Une telle demande, une telle propo­si­tion, découle c’est une certi­tude des grandes quali­tés des orateurs. De la tribune, avec des exemples et des mots simples, ils ont su, à nous audi­teurs faire prendre conscience de notre igno­rance en la matière. Cette prise de conscience a été expri­mée par l’émo­tion. Furti­ve­ment des larmes furent essuyées…..

La tenue d’un tel colloque sur l’an­nexion de l’Al­sace et de la Moselle marty­ri­sées doit avoir lieu en Norman­die. Ce colloque permet­trait d’ho­no­rer : ceux qui furent aveu­glé­ment tués par leurs alliés. Ceux qui, en déser­tant coura­geu­se­ment purent rejoindre les Forces Françaises Libres. Et bien évidem­ment, tous les Normandes et Normands, qui, patrio­tique­ment, aidèrent des enfants de France à accom­plir leur idéal.
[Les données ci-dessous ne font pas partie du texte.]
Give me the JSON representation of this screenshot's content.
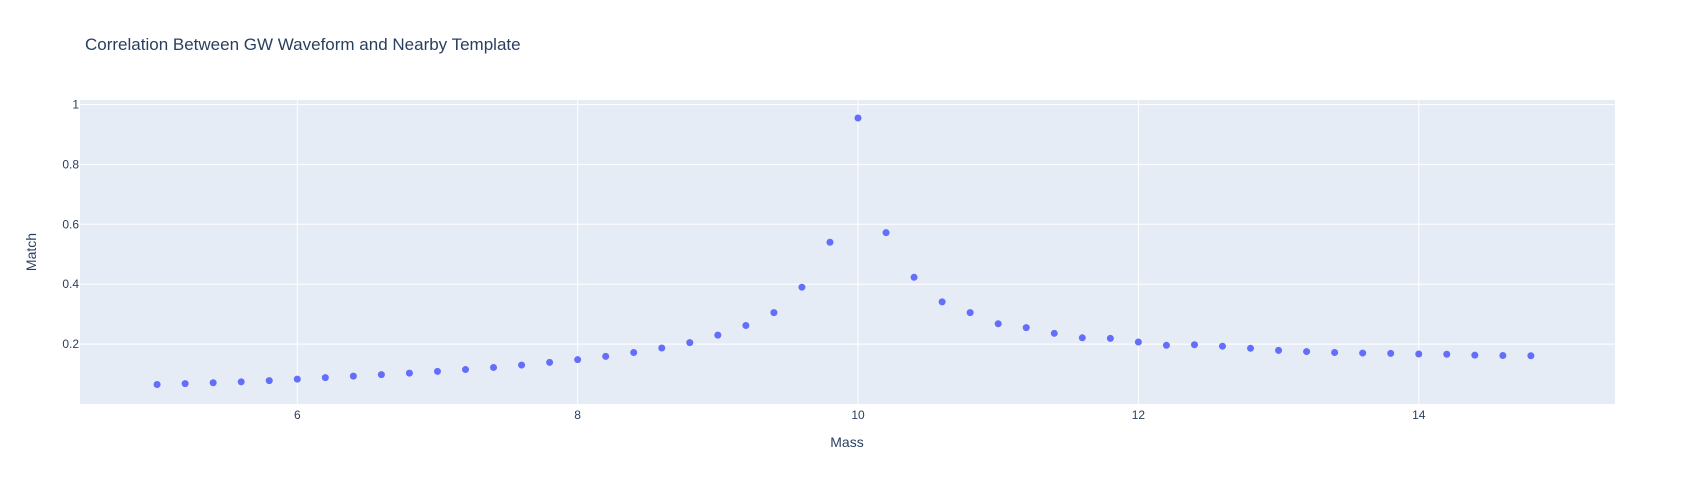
{
  "chart_data": {
    "type": "scatter",
    "title": "Correlation Between GW Waveform and Nearby Template",
    "xlabel": "Mass",
    "ylabel": "Match",
    "xlim": [
      4.45,
      15.4
    ],
    "ylim": [
      0.0,
      1.015
    ],
    "x_ticks": [
      6,
      8,
      10,
      12,
      14
    ],
    "y_ticks": [
      0.2,
      0.4,
      0.6,
      0.8,
      1
    ],
    "grid": true,
    "legend": "none",
    "colors": {
      "marker": "#636efa",
      "plot_bg": "#e5ecf6",
      "grid": "#ffffff",
      "text": "#2a3f5f"
    },
    "x": [
      5.0,
      5.2,
      5.4,
      5.6,
      5.8,
      6.0,
      6.2,
      6.4,
      6.6,
      6.8,
      7.0,
      7.2,
      7.4,
      7.6,
      7.8,
      8.0,
      8.2,
      8.4,
      8.6,
      8.8,
      9.0,
      9.2,
      9.4,
      9.6,
      9.8,
      10.0,
      10.2,
      10.4,
      10.6,
      10.8,
      11.0,
      11.2,
      11.4,
      11.6,
      11.8,
      12.0,
      12.2,
      12.4,
      12.6,
      12.8,
      13.0,
      13.2,
      13.4,
      13.6,
      13.8,
      14.0,
      14.2,
      14.4,
      14.6,
      14.8
    ],
    "y": [
      0.065,
      0.068,
      0.071,
      0.074,
      0.078,
      0.083,
      0.088,
      0.093,
      0.098,
      0.103,
      0.109,
      0.115,
      0.122,
      0.13,
      0.139,
      0.148,
      0.159,
      0.172,
      0.187,
      0.205,
      0.23,
      0.262,
      0.305,
      0.39,
      0.54,
      0.955,
      0.572,
      0.423,
      0.341,
      0.305,
      0.268,
      0.255,
      0.236,
      0.221,
      0.219,
      0.207,
      0.196,
      0.198,
      0.193,
      0.186,
      0.179,
      0.175,
      0.172,
      0.17,
      0.169,
      0.167,
      0.166,
      0.163,
      0.162,
      0.161
    ]
  }
}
En réalité tous sont des héros. Leur courage permit de repous­ser la soumis­sion, et de là, nous rendre la liberté.

Les décen­nies s’ac­cu­mulent et le temps nous échappe. Voilà pourquoi, si, pour le 70ème anni­ver­saire de l’in­cor­po­ra­tion de force, un colloque avait lieu en Norman­die, nous, popu­la­tion normande ; nous deman­de­rions aux élus du peuple français une marque de recon­nais­sance natio­nale. Il pour­rait s’agir d’une surface maté­ria­li­sant géogra­phique­ment et à jamais la Moselle, le Bas-Rhin et le Haut-Rhin. Ce symbole serait aux couleurs de la France avec en applique: l’écus­son de la France Libre. Pour le 8 mai 2012, les sépul­tures (quelque soit l’en­droit où elles se trouvent seraient ornées de cette distinc­tion). Pour le incor­po­rés de force dont les corps n’ont jamais été retrou­vés, mais dont les lieux de décès en France sont connus, le symbole serait fixé sur le monu­ment aux morts de la commune. Les personnes, ayant agi dans l’in­té­rêt des incor­po­rés de force donc de la France et encore de ce monde, céré­mo­nieu­se­ment,en seraient déco­rées. Nous aurions là, une réelle possi­bi­lité d’ho­no­rer celles et ceux qui œuvrèrent pour que l’Eu­rope naisse du lit du Rhin.